The equation can be used to predict apple fruit diameter at harvest from measurements made at 60 DAB. The intercept is 8.3501 and this means that if an apple had a diameter of zero at 60 DAB, then that apple would have a diameter of 8.3501mm at harvest. Since it is impossible for an apple to have a diameter of zero, we can't interpret the intercept literally. The slope of the line is 1.1388 and this means the diameter of an apple will increase 1.1388mm for every one mm increase in fruit diameter at 60 DAB.

I hope to be able to use this formula next year to predict the diameter of apples at harvest. Suppose we want to predict the diameter of an apple at harvest when it has a diameter of 55mm at 60 DAB. Using the formula:

Fruit diameter at harvest = (1.139 x 55) + 8.35 = 62.645 + 8.35 = 70.99mm.

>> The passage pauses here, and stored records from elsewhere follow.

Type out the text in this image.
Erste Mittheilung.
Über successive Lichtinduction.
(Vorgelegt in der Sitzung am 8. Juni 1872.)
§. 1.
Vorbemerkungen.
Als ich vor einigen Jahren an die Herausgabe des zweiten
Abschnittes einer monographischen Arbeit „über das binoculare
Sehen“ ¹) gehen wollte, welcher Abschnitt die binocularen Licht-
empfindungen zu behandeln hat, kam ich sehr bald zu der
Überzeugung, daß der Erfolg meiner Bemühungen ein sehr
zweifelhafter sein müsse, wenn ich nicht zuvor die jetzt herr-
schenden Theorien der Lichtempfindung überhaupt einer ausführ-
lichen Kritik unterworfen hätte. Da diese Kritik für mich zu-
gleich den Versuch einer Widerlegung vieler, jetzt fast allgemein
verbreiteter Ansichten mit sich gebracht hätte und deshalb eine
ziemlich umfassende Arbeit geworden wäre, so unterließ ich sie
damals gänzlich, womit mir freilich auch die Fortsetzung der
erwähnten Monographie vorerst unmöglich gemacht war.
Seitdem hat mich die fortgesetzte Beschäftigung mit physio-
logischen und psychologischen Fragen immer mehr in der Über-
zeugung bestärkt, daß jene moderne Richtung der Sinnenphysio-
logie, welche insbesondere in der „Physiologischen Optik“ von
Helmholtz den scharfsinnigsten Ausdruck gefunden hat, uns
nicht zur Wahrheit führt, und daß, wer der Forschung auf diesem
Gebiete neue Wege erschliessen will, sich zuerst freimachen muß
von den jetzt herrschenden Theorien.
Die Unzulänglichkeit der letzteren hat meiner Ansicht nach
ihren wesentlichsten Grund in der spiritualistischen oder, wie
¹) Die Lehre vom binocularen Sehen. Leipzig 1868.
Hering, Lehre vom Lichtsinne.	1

So we can expect that fruits with diameters of 55mm at 60 DAB will be about 80mm in diameter at harvest. Don't try to use this equation next year because I need to repeat the experiment to verify that the slope is similar for the two years.

Interpreting the R2-value

The R2 is called the "coefficient of variation" and is a statistical measure of how close the data are to the fitted line. Another way to think of it is the proportion of the total in fruit diameter at harvest that is explained by the variation in fruit diameter at 60 DAB. R2 values can range from 0 to 1.0; where 0 indicates absolutely no relationship between the two variables and 1.0 means that there is a perfect relationship between the two variables. When R2 is zero, the scatter plot is a cloud of points with no noticeable pattern. When R2 is 1.0, all the points fall exactly on the predicted line. In this example the R2 value of 0.85 means that 85% of the variation in fruit diameter at harvest is explained by variation in fruit diameter 60 DAB. In physics or engineering, researchers often get R2 values of 0.9 or greater. There is a lot of variation in biological data and I rarely see R2 values greater than 0.8 and they are often 0.4 to 0.6, so the R2 value of 0.85 for this data set is pretty good. In general, I feel that if the model doesn't explain at least half the variation (R2 = 0.5), then the predictive ability of the model isn't very good.

A final word of caution!

It is important to avoid extrapolating beyond your data. In the above example, the largest fruit had a diameter of 65mm at 60 DAB. Since we have no observations of fruit larger than 65mm, we don't know if the relationship will be the same for larger fruit. It is possible that large fruit might grow at a faster rate or a smaller rate than fruit with diameters of 42 to 65mm.